Google updated its security blog on Thursday with a promise of to rid our browsing experience of deceptive download buttons. This promise will be carried out via Google’s Safe Browsing service, which seeks to protect Web surfers from the growing number of social engineering attacks. The download buttons being targeted typically look legit, but instead lead to what the company calls “deceptive embedded content.”
Safe Browsing, which has been used by more than one billion people to help ward off phishing attacks over the last eight years, got serious about social engineering attacks back in November 2015. Users are deceived by seemingly trusted web content, such as a fake-but-legit-looking bank or government page. This content tries to trick the visitor into coughing up valuable information such as passwords and credit card numbers. They’ll even lead unwary users to fake tech support calls.
According to Google, content will be considered to be “social engineering” when it pretends to act, look, and feel like a trusted entity, then tries to trick the Web surfer into doing something that the user would only do with an authentic trusted entity. For instance, a website may show a deceptive ad that asks the visitor to update their media player, but pressing the button leads the user to a malicious website or downloads malicious software.

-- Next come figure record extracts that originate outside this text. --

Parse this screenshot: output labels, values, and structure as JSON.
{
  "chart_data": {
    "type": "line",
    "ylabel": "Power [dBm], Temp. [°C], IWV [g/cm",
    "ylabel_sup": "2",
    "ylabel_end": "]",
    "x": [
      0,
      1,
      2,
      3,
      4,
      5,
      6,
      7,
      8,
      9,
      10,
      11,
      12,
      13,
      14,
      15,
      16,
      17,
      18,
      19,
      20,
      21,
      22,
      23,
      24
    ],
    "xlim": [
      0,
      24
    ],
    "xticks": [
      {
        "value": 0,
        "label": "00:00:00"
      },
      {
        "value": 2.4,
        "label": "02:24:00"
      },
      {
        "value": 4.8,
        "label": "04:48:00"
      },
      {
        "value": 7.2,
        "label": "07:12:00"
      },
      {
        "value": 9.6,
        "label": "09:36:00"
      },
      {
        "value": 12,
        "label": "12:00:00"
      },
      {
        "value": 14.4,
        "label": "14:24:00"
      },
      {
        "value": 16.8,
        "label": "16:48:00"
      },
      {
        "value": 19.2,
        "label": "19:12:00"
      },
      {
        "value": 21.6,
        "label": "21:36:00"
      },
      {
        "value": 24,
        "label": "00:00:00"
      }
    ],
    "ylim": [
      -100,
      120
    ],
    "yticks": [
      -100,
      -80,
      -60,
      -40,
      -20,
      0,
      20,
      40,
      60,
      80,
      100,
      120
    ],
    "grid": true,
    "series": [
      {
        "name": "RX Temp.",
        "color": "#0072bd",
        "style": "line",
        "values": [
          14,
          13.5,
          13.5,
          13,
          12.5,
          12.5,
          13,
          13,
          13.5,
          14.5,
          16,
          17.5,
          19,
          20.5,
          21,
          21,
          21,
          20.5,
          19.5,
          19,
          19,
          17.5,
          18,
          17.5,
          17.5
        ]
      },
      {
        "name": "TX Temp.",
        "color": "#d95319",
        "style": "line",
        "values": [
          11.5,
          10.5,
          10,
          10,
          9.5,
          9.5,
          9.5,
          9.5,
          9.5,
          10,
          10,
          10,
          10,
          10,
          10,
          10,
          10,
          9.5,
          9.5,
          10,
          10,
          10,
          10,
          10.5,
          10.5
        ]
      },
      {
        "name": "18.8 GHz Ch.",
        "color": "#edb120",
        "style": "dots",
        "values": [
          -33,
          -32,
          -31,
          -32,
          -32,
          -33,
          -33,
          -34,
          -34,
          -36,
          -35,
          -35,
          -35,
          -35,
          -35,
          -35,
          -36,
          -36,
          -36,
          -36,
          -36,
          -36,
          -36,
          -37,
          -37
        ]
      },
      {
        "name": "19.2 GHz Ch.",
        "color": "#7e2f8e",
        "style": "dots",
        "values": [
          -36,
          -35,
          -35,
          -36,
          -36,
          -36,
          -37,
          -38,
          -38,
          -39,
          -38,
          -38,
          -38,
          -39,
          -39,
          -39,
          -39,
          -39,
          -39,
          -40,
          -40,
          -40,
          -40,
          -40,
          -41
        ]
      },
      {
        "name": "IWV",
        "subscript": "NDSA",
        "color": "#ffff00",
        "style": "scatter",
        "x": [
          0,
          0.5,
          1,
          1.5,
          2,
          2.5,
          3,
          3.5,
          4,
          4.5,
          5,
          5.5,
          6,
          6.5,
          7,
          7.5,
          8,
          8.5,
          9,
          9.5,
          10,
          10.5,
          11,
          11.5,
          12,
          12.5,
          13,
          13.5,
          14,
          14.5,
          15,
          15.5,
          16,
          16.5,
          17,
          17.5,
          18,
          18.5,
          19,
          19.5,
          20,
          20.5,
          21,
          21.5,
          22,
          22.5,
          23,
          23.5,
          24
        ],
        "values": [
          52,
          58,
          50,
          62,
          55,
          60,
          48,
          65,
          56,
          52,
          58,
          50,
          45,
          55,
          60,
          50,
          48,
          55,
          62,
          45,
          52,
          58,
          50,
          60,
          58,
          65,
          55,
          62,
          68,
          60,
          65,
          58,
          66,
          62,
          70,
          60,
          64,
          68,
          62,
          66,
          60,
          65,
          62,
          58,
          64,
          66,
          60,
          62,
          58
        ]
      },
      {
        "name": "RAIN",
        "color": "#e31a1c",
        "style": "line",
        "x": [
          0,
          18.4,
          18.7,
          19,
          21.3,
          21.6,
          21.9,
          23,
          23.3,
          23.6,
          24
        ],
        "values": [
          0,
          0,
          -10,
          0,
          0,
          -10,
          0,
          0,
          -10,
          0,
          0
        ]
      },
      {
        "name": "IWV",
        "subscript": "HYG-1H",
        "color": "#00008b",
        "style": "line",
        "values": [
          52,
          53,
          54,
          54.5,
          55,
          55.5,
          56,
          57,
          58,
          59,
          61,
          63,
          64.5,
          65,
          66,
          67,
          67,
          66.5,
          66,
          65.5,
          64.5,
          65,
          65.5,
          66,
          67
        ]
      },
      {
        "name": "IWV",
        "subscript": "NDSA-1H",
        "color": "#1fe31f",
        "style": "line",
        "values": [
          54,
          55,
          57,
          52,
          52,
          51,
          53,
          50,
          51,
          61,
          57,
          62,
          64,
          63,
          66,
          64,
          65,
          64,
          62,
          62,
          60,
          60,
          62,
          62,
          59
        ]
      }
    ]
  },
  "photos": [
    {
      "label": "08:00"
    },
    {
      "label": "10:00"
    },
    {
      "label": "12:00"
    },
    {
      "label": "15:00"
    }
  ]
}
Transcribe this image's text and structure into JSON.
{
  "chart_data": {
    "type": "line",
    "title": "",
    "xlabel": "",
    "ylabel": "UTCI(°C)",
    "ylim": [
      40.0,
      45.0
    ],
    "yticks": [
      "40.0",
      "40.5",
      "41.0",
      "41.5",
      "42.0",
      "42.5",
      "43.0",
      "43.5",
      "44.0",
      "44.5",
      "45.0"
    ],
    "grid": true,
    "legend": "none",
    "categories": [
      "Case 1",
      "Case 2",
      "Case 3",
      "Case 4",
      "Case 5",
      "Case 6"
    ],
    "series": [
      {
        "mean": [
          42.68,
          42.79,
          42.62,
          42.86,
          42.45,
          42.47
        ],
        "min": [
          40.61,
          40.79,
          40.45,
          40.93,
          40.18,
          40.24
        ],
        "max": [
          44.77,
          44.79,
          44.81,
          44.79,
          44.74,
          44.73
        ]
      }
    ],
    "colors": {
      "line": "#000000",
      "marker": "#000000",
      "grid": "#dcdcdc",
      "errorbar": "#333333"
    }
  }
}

“Our fight against unwanted software and social engineering is still just beginning,” Google says in its blog. “If visitors to your web site consistently see social engineering content, Google Safe Browsing may warn users when they visit the site. If your site is flagged for containing social engineering content, you should troubleshoot with Search Console.”
That warning usually appears as a big red sign flagging that a specific site the Web surfer is about to visit is deceptive. This site may trick you into doing something dangerous, the warning reads, such as installing software or revealing personal information. Users can either click on the details link or the “Back to safety” button.
Google’s Safe Browsing can be used in Apple’s Safari, Google Chrome, and Mozilla Firefox. The company seems intent on cleaning out the junk that causes Web surfers headaches and financial woes. Google says it will continue to refine Safe Browsing protection so that more people can remain safe online.